I guess the film would be heavily perforated, maybe in a honeycomb pattern of 1-mm holes spaced 2 mm apart. So you’d get a nice strong biaxial bond, and then you’d wet it down with something to dissolve the celluloid (I forget what dissolves celluloid but I bet it doesn’t hurt nylon) and let it redeposit as a very stiff, rigid, lightweight plastic sheet. Which explodes if you get a spark on it. I like it except for the clays.
No, that makes no sense.
That sounds like strapping tape, minus the plastic backing.
No, that’s ridiculous.
That’s even more ridiculous. You can build furniture and shields with it that withstand bullets, but they fall apart if you spill your Coke.
None of these three materials are usefully compatible with any of the other two.
This sounds like expensive and smelly pâpier-maché.
In tape systems where you need to apply heat to join the layers together permanently, as in the various kinds of thermoplastic-matrix UD fiber-reinforced tapes, it can be extremely inconvenient to do so externally.
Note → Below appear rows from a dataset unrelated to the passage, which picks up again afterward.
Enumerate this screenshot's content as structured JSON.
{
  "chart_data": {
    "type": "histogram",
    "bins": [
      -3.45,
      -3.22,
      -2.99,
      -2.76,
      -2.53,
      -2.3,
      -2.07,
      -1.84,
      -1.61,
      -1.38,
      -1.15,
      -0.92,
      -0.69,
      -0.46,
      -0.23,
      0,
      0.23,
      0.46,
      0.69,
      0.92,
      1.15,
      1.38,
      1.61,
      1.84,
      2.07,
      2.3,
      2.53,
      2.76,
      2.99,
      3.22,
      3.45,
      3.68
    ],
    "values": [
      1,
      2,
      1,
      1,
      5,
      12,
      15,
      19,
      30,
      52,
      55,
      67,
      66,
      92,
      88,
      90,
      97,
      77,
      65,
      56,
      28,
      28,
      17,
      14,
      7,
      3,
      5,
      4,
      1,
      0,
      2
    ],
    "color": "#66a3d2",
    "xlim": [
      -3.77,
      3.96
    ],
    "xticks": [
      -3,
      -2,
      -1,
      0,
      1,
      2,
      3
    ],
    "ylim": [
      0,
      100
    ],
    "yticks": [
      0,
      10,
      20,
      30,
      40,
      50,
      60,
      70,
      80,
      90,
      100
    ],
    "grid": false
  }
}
A possible solution is to “print” a grid of a self-propagating high-temperature synthesis system on one surface of the tape, a grid of little squares or hexagons whose edges are printed with, for example, a stoichiometric mixture of iron powder and sulfur, or a stoichiometric balance of aluminum foil and nickel foil separated by, for example, a layer of zinc. These systems, once ignited, will burn rapidly, producing a high temperature but no gas. Where they’re sandwiched between two layers of tape, each with a thermoplastic surface, they will melt together the thermoplastics in their vicinity. Although the tapes along the grid line itself will be separated by the waste products of the reaction and thus will not form a bond, on both sides of the weld line they will be quite firmly welded together.
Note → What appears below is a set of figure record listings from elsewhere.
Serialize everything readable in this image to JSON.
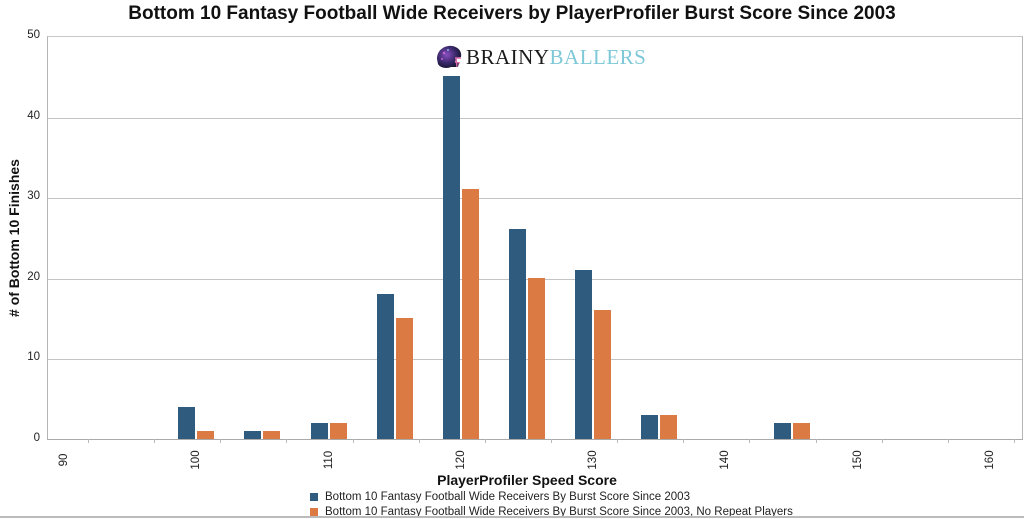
{
  "chart_data": {
    "type": "bar",
    "title": "Bottom 10 Fantasy Football Wide Receivers by PlayerProfiler Burst Score Since 2003",
    "xlabel": "PlayerProfiler Speed Score",
    "ylabel": "# of Bottom 10 Finishes",
    "ylim": [
      0,
      50
    ],
    "yticks": [
      0,
      10,
      20,
      30,
      40,
      50
    ],
    "xlim": [
      90,
      160
    ],
    "xticks": [
      90,
      100,
      110,
      120,
      130,
      140,
      150,
      160
    ],
    "grid": true,
    "legend_position": "bottom",
    "categories": [
      100,
      105,
      110,
      115,
      120,
      125,
      130,
      135,
      145
    ],
    "series": [
      {
        "name": "Bottom 10 Fantasy Football Wide Receivers By Burst Score Since 2003",
        "color": "#2e5b7e",
        "values": [
          4,
          1,
          2,
          18,
          45,
          26,
          21,
          3,
          2
        ]
      },
      {
        "name": "Bottom 10 Fantasy Football Wide Receivers By Burst Score Since 2003, No Repeat Players",
        "color": "#dc7a43",
        "values": [
          1,
          1,
          2,
          15,
          31,
          20,
          16,
          3,
          2
        ]
      }
    ]
  },
  "branding": {
    "logo_part1": "BRAINY",
    "logo_part2": "BALLERS",
    "logo_icon": "football-helmet-icon"
  }
}
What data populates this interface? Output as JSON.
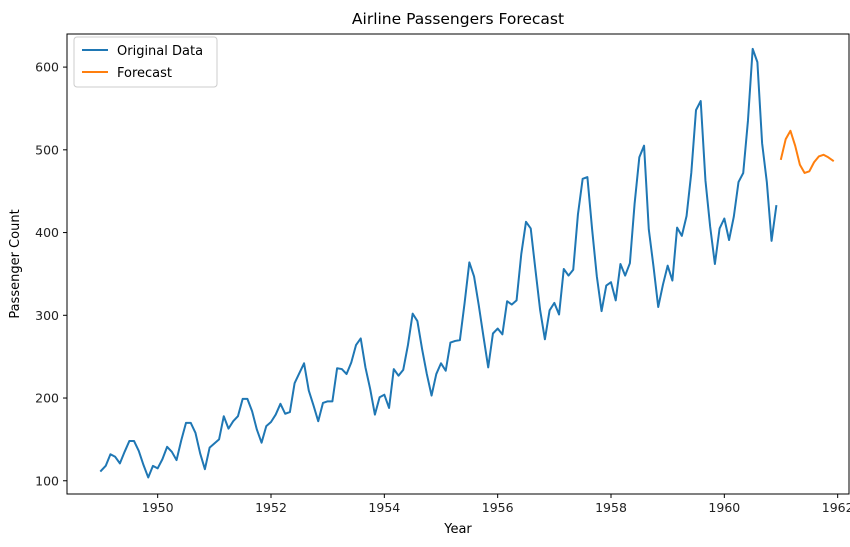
{
  "chart_data": {
    "type": "line",
    "title": "Airline Passengers Forecast",
    "xlabel": "Year",
    "ylabel": "Passenger Count",
    "xlim": [
      1948.4,
      1962.2
    ],
    "ylim": [
      84,
      640
    ],
    "xticks": [
      1950,
      1952,
      1954,
      1956,
      1958,
      1960,
      1962
    ],
    "yticks": [
      100,
      200,
      300,
      400,
      500,
      600
    ],
    "grid": false,
    "legend": "top-left",
    "series": [
      {
        "name": "Original Data",
        "color": "#1f77b4",
        "x_start": 1949.0,
        "x_step": 0.0833333,
        "values": [
          112,
          118,
          132,
          129,
          121,
          135,
          148,
          148,
          136,
          119,
          104,
          118,
          115,
          126,
          141,
          135,
          125,
          149,
          170,
          170,
          158,
          133,
          114,
          140,
          145,
          150,
          178,
          163,
          172,
          178,
          199,
          199,
          184,
          162,
          146,
          166,
          171,
          180,
          193,
          181,
          183,
          218,
          230,
          242,
          209,
          191,
          172,
          194,
          196,
          196,
          236,
          235,
          229,
          243,
          264,
          272,
          237,
          211,
          180,
          201,
          204,
          188,
          235,
          227,
          234,
          264,
          302,
          293,
          259,
          229,
          203,
          229,
          242,
          233,
          267,
          269,
          270,
          315,
          364,
          347,
          312,
          274,
          237,
          278,
          284,
          277,
          317,
          313,
          318,
          374,
          413,
          405,
          355,
          306,
          271,
          306,
          315,
          301,
          356,
          348,
          355,
          422,
          465,
          467,
          404,
          347,
          305,
          336,
          340,
          318,
          362,
          348,
          363,
          435,
          491,
          505,
          404,
          359,
          310,
          337,
          360,
          342,
          406,
          396,
          420,
          472,
          548,
          559,
          463,
          407,
          362,
          405,
          417,
          391,
          419,
          461,
          472,
          535,
          622,
          606,
          508,
          461,
          390,
          432
        ]
      },
      {
        "name": "Forecast",
        "color": "#ff7f0e",
        "x_start": 1961.0,
        "x_step": 0.0833333,
        "values": [
          489,
          513,
          523,
          505,
          482,
          472,
          474,
          485,
          492,
          494,
          491,
          487
        ]
      }
    ]
  }
}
Deliquescent substances like calcium chloride may have a useful role in activating water-activated binder systems like calcium sulfate, by absorbing water from the air and making it available to the binder in their vicinity. I’m not sure that will work in that form; it might run into the same kinds of difficulties perpetual-motion machines do. In cases where the lack of a suitable solvent was preventing a reaction, though, deliquescence can definitely bridge that gap. This might work, for example, for producing calcium phosphates from diammonium phosphate and calcium chloride, initially mixed together as dry powders, but gradually, after deliquescing, irreversibly reacting to form calcium phosphates, which can serve as binders under some circumstances.
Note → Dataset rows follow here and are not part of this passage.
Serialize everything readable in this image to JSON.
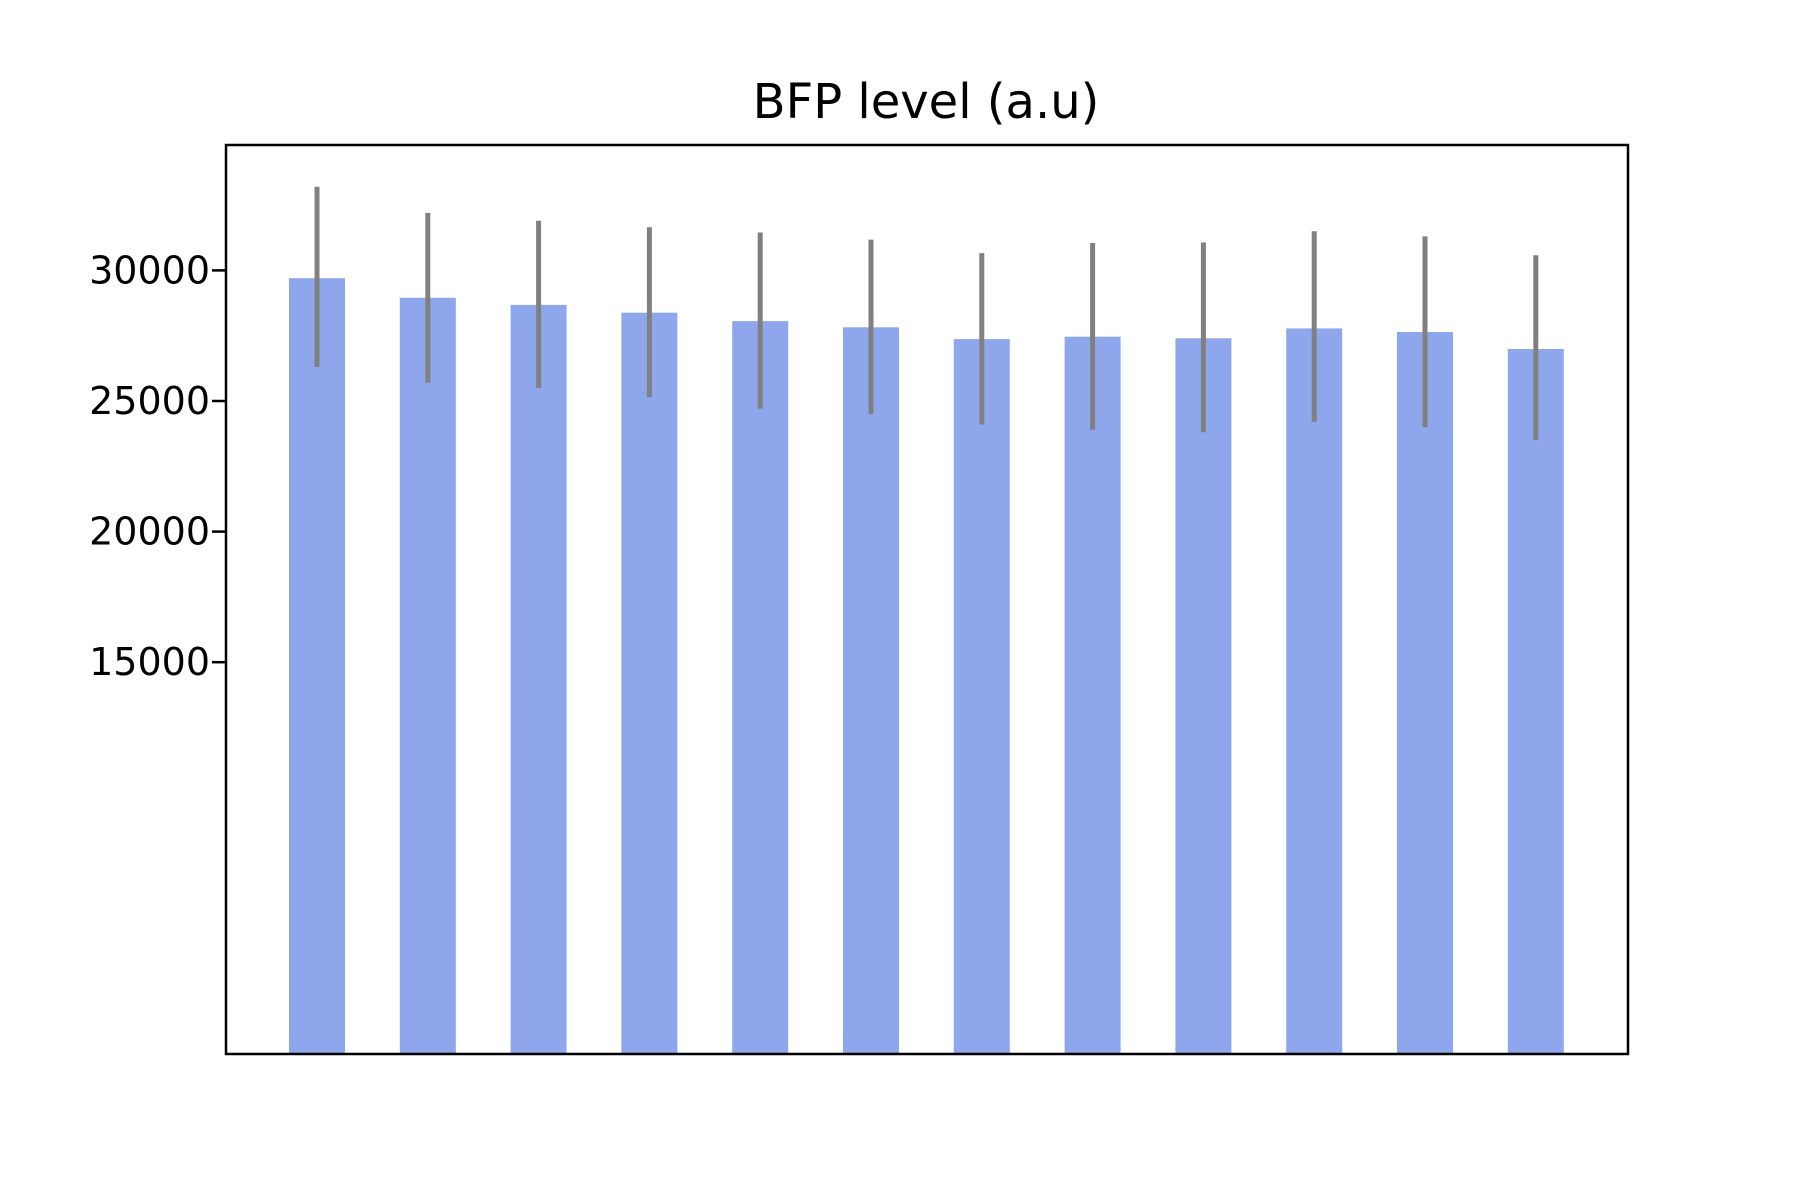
{
  "chart_data": {
    "type": "bar",
    "title": "BFP level (a.u)",
    "xlabel": "",
    "ylabel": "",
    "categories": [
      "",
      "",
      "",
      "",
      "",
      "",
      "",
      "",
      "",
      "",
      "",
      ""
    ],
    "values": [
      29700,
      28950,
      28680,
      28380,
      28060,
      27820,
      27370,
      27460,
      27400,
      27780,
      27640,
      26990
    ],
    "error_low": [
      26300,
      25700,
      25500,
      25150,
      24700,
      24500,
      24100,
      23900,
      23800,
      24200,
      24000,
      23500
    ],
    "error_high": [
      33200,
      32200,
      31900,
      31650,
      31450,
      31180,
      30660,
      31050,
      31070,
      31500,
      31300,
      30580
    ],
    "ylim": [
      0,
      34800
    ],
    "yticks": [
      15000,
      20000,
      25000,
      30000
    ],
    "ytick_labels": [
      "15000",
      "20000",
      "25000",
      "30000"
    ],
    "grid": false,
    "legend": "none",
    "colors": {
      "bar": "#8ea6ec",
      "error_bar": "#808080",
      "axes": "#000000"
    }
  }
}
Water-activated permanent binders like slaked lime, portland cement, and plaster of paris can’t be coated onto the backing with water-based “sizings”. You need to use some kind of anhydrous or almost-anhydrous approach. Maybe a polymer like polystyrene dissolved in a nonpolar solvent like acetone, for example, or shellac in ethanol, would work for this sort of “sizing”, as long as there isn’t so much present that it will waterproof the permanent binder particles or keep them from being able to interact. Above I also suggested subliming ammonium chloride into the tape to deposit some relatively inert salt crystals to stick things together.